I had Halloweens where I dressed up as a football player or a Scuba diver, but it wasn’t the same as when I was a mummy with glowing bandages or Dracula determining who he might corner under a street light. I was in the Halloween zone! I felt like reading scary books and watching creepy old films in which I starred, in a way. That’s how excited my imagination got. I was part of a lineage of fear—and also fun—that had no end.


I’m the same way now, sans costume. I watch James Whale films. I read M.R. James. I get lost in lore. When I get lost in lore, I feel like I’m harvesting something. Mysteries of life and death. But not in some depressing, grim way. Rather, a macabre way, which is good.

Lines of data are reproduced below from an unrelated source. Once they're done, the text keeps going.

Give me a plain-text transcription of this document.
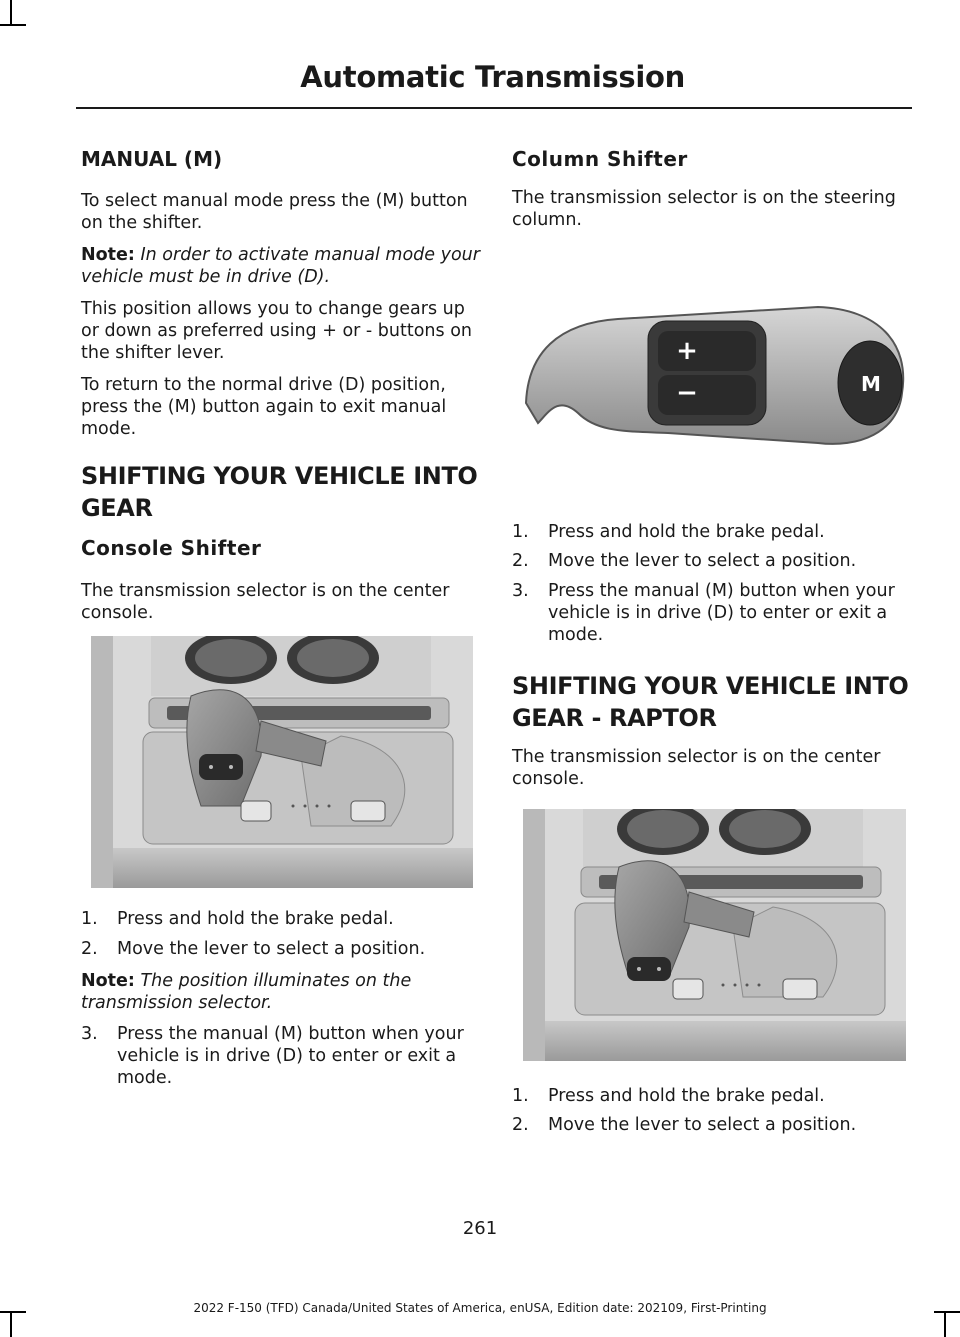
Automatic Transmission
MANUAL (M)

To select manual mode press the (M) button on the shifter.

Note: In order to activate manual mode your vehicle must be in drive (D).

This position allows you to change gears up or down as preferred using + or - buttons on the shifter lever.

To return to the normal drive (D) position, press the (M) button again to exit manual mode.

SHIFTING YOUR VEHICLE INTO
GEAR
Console Shifter

The transmission selector is on the center console.

1.	Press and hold the brake pedal.
2.	Move the lever to select a position.

Note: The position illuminates on the transmission selector.

3.	Press the manual (M) button when your vehicle is in drive (D) to enter or exit a mode.
Column Shifter

The transmission selector is on the steering column.

1.	Press and hold the brake pedal.
2.	Move the lever to select a position.
3.	Press the manual (M) button when your vehicle is in drive (D) to enter or exit a mode.
SHIFTING YOUR VEHICLE INTO
GEAR - RAPTOR

The transmission selector is on the center console.

1.	Press and hold the brake pedal.
2.	Move the lever to select a position.
+
−	M
261
2022 F-150 (TFD) Canada/United States of America, enUSA, Edition date: 202109, First-Printing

The zone of the macabre is one of those rare places where the living and the dead come together. It’s like the break room between the worlds of right here and the eternal elsewhere. A hovering ghost is chilling with a hot chocolate, as you nod hello whilst feasting on a Twix. You don’t get that with a series about Jeffrey Dahmer or a movie of slumber party girls getting sliced and diced.


The sound of a crypt door creaking on its rusted hinges. The smell of decaying leaves carried on the night air. A rustling behind a bush in the forest. That’s what you want for Halloween. In real life, and in your imagination. October 31 is a special time when they’re one and the same.


So cut some eye-holes in that sheet, dust off “The Legend of Sleepy Hollow,” sit the kids down for Bride of Frankenstein, and don’t trick yourself out of Halloween’s very real treats.